Strange in all this is that this collection can have fractional charges. Electron is an indivisible unit, it can not be divided into three parts, but a group of electrons in the right state can produce a so-called quasiparticle with 1/3 charge. “As if the electrons are divided into parts,” says Mohammed Hafezi, a physicist at the Joint Quantum Institute. “It is very strange”. Hafezi created this effect in super-cold graphene, a monatomic carbon layer, and has recently shown that it can manipulate the motion of quasiparticles by highlighting graphene by a laser. “Now it’s controlled,” he says. “External nodules, such as a magnetic field and light, can be controlled, pulled up or disbanded. The nature of collective changes is changing. ”

Manipulations with quasiparticles allow us to create a special type of qubit – a topological qubit. Topology is a field of mathematics that studies the properties of an object that do not change, even if this object is twisted or deformed. A standard example is a donut: if it was perfectly elastic, it could be transformed into a coffee cup, without changing anything particularly; The hole in the donut will play a new role in the hole in the cup handle. However, in order to turn a donut into a pretzel, you will have to add new holes to it, changing its topology.

The topological qubit retains its properties even under changing conditions. Usually, particles change their quantum states, or “decode” when something is disturbed in their environment, like small vibrations caused by heat. But if you make a qubit of two quasiparticles separated by some distance, say, at opposite ends of the nanowire, you essentially split the electron. Both “halves” will have to experience the same violation to decode, and this is unlikely to happen.

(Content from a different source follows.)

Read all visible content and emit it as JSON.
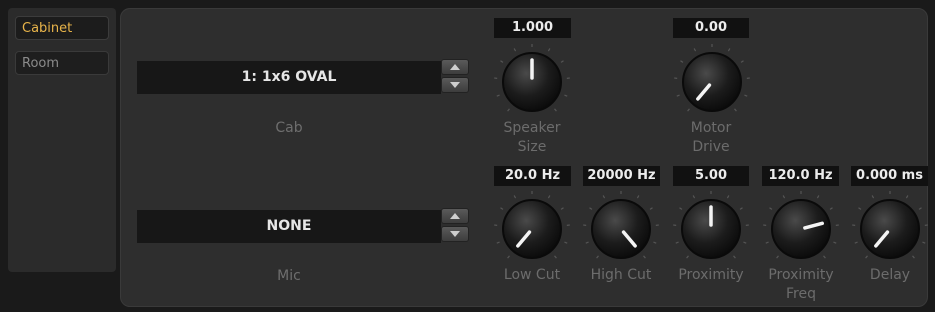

This property makes topological qubits attractive for quantum computers. Because of the ability of a qubit to be in a superposition of multiple states simultaneously, quantum computers must be able to produce almost impossible calculations without them, for example, to simulate the Big Bang. Manfra, in fact, is trying to create quantum computers from topological qubits in Microsoft. But there are also simpler approaches. Google and IBM, in fact, are trying to create quantum computers based on supercooled wires that become semiconductors, or ionized atoms in a vacuum chamber held by lasers. The problem with such approaches is that they are more sensitive to environmental changes than topological qubits, especially if the number of qubits increases.

Thus, topological qubits can lead to a revolution in our ability to manipulate tiny things. However, there is one significant problem: they do not exist yet. The researchers are struggling to create them from the so-called Majorana particles. Proposed by Ettore Majorana in 1937, this particle is itself an antiparticle. The electron and its antiparticle, the positron, have identical properties except the charge, but the charge of the Majorana particle will be zero.

Scientists believe that certain configurations of electrons and holes (the absence of electrons) can behave like Majorana particles. They, in turn, can be used as topological qubits. In 2012, physicist Leo Kouvenhoven from Delft University of Technology in the Netherlands and his colleagues measured what seemed to them Majorana particles in a network of superconducting and semiconductor nanowires. But the only way to prove the existence of these quasiparticles is to create a topological qubit based on them.

Other experts in this area are more optimistic. “I think that without any questions, someone will one day create a topological qubit, just for the sake of interest,” says Steve Simon, a condensed matter theorist at Oxford University. “The only question is whether we can make them a quantum computer of the future.”

Quantum computers – as well as high-temperature superconductors and unbreakable quantum encryption – may appear many years or never appear. But at the same time, scientists are trying to decipher the riddles of nature on the smallest scale. While no one knows how far to go. The deeper we penetrate into the smallest components of our universe, the more they push us out.